Everything germane to your values is encapsulated into a known area.
With Forms Authentication when the app needs to redirect to sign-in page is there an event or any extensibility point that will let me do additional work to the request before it redirects to the sign-in page?
I would like to send additional information in the query string that could vary such that it wouldn't work to just statically embed that in the link in the loginUrl node in the web.config.
Edit: For clarification, I want to intercept the request prior to being redirected TO the login page.
Example:
<authentication mode="Forms">
<forms loginUrl="http://the/interwebs/login.aspx" timeout="2880"
enableCrossAppRedirects="true" />
</authentication>
And prior the user being redirected to http://the/interwebs/login.aspx I would like to be able to pack in query values so the url could end up something like http://the/interwebs/login.aspx?Action=Refresh
You can do this via handling the event HttpApplication.AuthenticateRequest
private void Application_AuthenticateRequest(Object source, EventArgs e)
{
HttpApplication application = (HttpApplication)source;
HttpContext context = application.Context;
string cookieName = FormsAuthentication.FormsCookieName;
HttpCookie authCookie = context.Request.Cookies[cookieName];
if (authCookie == null || string.IsNullOrEmpty(authCookie.Value))
{
//... do something
}
FYI, We currently do this via an IHttpModule implementation.
I've done this before with an http module. My example (stripped down), in vb.net. I'm just checking for a 401 status code and doing my own redirect. The big trick here was that I had to remove and add back the web.config httpModules to make sure my httpmodule stepped in from of the url authorization module. In my case I had some url rewriting for localization, and I needed to send the locale ID to the login page as it was lost by the normal redirect in the url authorization module. I made heavy use of Reflector to build up the base path (not shown), as these are private methods.

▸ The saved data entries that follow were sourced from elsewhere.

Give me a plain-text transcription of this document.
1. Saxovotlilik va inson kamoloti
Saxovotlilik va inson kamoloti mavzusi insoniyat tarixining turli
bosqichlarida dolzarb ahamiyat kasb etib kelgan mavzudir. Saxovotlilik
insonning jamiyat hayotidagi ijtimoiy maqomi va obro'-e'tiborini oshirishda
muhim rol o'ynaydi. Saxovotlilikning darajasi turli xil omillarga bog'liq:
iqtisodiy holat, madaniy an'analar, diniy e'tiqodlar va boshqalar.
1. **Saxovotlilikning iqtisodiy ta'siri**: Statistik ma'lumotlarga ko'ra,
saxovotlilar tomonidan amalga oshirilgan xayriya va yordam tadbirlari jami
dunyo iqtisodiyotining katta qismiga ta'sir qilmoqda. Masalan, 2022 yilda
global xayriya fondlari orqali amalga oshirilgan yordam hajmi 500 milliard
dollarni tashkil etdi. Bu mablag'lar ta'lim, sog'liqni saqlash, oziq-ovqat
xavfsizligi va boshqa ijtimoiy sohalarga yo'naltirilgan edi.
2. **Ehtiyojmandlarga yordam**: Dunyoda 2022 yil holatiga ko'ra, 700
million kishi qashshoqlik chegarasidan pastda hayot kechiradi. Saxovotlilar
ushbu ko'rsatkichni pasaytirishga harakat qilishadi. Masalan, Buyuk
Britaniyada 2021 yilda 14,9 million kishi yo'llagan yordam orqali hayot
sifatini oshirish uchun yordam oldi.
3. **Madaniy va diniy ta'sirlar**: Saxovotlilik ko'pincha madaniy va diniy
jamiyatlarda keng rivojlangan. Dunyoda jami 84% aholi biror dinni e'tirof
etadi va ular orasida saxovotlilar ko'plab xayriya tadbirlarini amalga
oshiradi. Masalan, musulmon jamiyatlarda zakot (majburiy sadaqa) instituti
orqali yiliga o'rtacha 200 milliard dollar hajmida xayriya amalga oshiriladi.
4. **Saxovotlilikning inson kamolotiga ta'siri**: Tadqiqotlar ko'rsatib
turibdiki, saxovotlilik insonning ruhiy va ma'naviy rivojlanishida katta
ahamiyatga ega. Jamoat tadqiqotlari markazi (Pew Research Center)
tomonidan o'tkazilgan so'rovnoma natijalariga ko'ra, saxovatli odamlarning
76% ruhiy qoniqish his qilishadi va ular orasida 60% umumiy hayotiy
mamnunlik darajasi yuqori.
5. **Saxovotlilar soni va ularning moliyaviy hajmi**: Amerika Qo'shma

Public Sub Init(ByVal context As System.Web.HttpApplication) Implements System.Web.IHttpModule.Init
AddHandler context.EndRequest, AddressOf Context_EndRequest
End Sub
Private Sub Context_EndRequest(ByVal sender As Object, ByVal e As EventArgs)
If TypeOf sender Is HttpApplication Then
Dim hApplication As HttpApplication = DirectCast(sender, HttpApplication)

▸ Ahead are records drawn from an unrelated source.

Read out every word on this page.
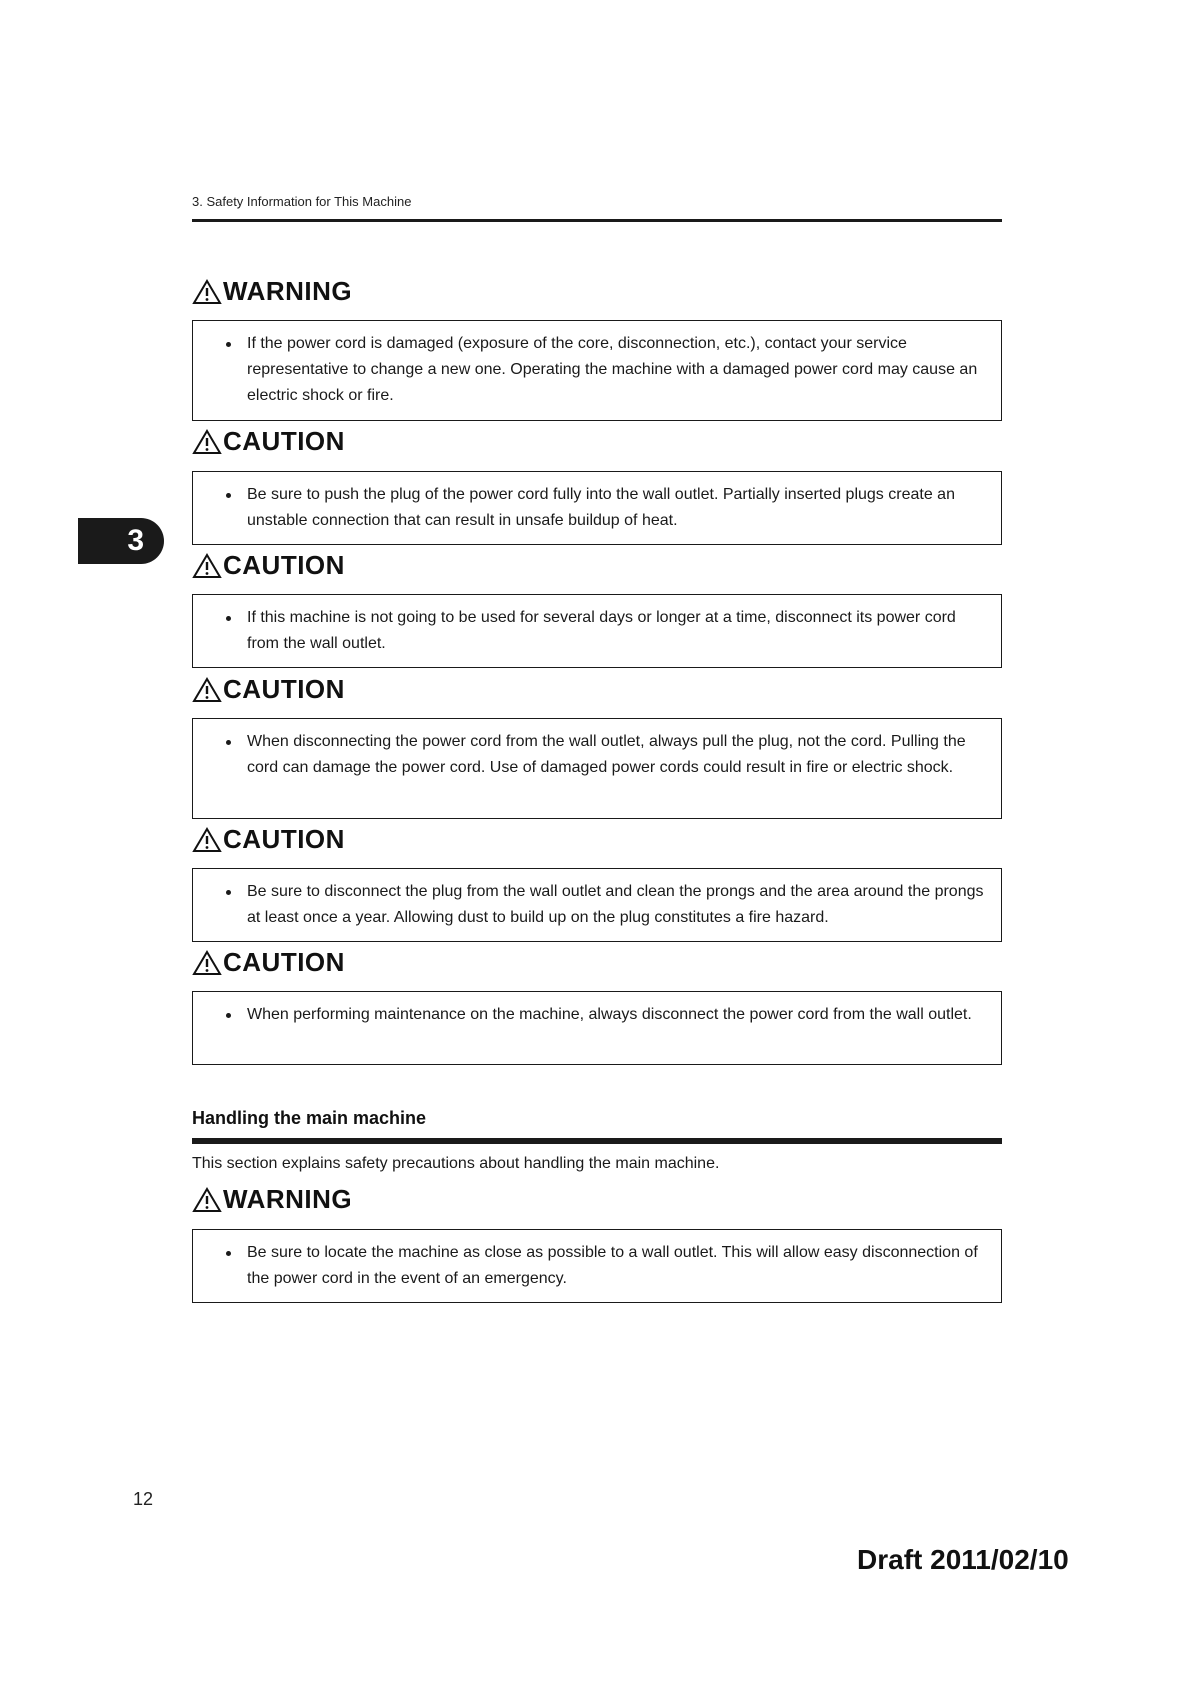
3. Safety Information for This Machine
3
WARNING
If the power cord is damaged (exposure of the core, disconnection, etc.), contact your service representative to change a new one. Operating the machine with a damaged power cord may cause an electric shock or fire.
CAUTION
Be sure to push the plug of the power cord fully into the wall outlet. Partially inserted plugs create an unstable connection that can result in unsafe buildup of heat.
CAUTION
If this machine is not going to be used for several days or longer at a time, disconnect its power cord from the wall outlet.
CAUTION
When disconnecting the power cord from the wall outlet, always pull the plug, not the cord. Pulling the cord can damage the power cord. Use of damaged power cords could result in fire or electric shock.
CAUTION
Be sure to disconnect the plug from the wall outlet and clean the prongs and the area around the prongs at least once a year. Allowing dust to build up on the plug constitutes a fire hazard.
CAUTION
When performing maintenance on the machine, always disconnect the power cord from the wall outlet.
Handling the main machine
This section explains safety precautions about handling the main machine.
WARNING
Be sure to locate the machine as close as possible to a wall outlet. This will allow easy disconnection of the power cord in the event of an emergency.
12
Draft 2011/02/10
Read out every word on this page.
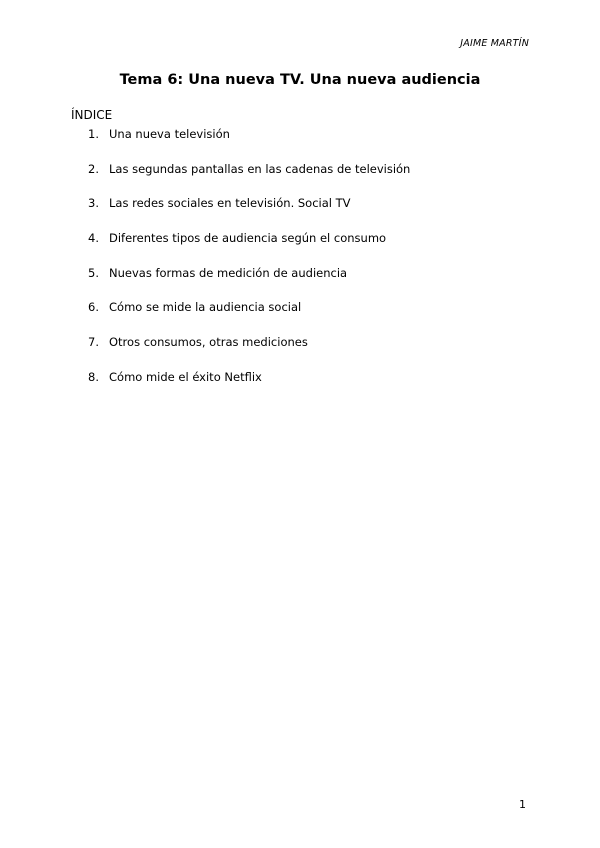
JAIME MARTÍN
Tema 6: Una nueva TV. Una nueva audiencia
ÍNDICE
1. Una nueva televisión
2. Las segundas pantallas en las cadenas de televisión
3. Las redes sociales en televisión. Social TV
4. Diferentes tipos de audiencia según el consumo
5. Nuevas formas de medición de audiencia
6. Cómo se mide la audiencia social
7. Otros consumos, otras mediciones
8. Cómo mide el éxito Netflix
1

Dim hContext As HttpContext = hApplication.Context
If (hContext.Response.StatusCode = &H191) Then
hContext.Response.Redirect(String.Format("{0}?ReturnUrl={1}&someparam2={2}", basepath, HttpUtility.UrlEncode(hContext.Request.RawUrl), someparam2))
End If
End If
End Sub
web.config changes
<httpModules>
<clear/>
<!-- custom -->
<add name="SomeHttpModule" type="SomeCompany.SomeProduct.SomeHttpModule"/>
<!-- add back defaults, exlude PassportAuthentication, AnonymousIdentification, Profile -->
<add name="OutputCache" type="System.Web.Caching.OutputCacheModule"/>
<add name="Session" type="System.Web.SessionState.SessionStateModule"/>
<add name="WindowsAuthentication" type="System.Web.Security.WindowsAuthenticationModule"/>
<add name="FormsAuthentication" type="System.Web.Security.FormsAuthenticationModule"/>
<add name="RoleManager" type="System.Web.Security.RoleManagerModule"/>
<add name="UrlAuthorization" type="System.Web.Security.UrlAuthorizationModule"/>
<add name="FileAuthorization" type="System.Web.Security.FileAuthorizationModule"/>
</httpModules>
You don't have to use the Forms authentication's mechanism to redirect people to a URL. You can do that in code. Just sign them in and Redirect them yourself using Response.Redirect.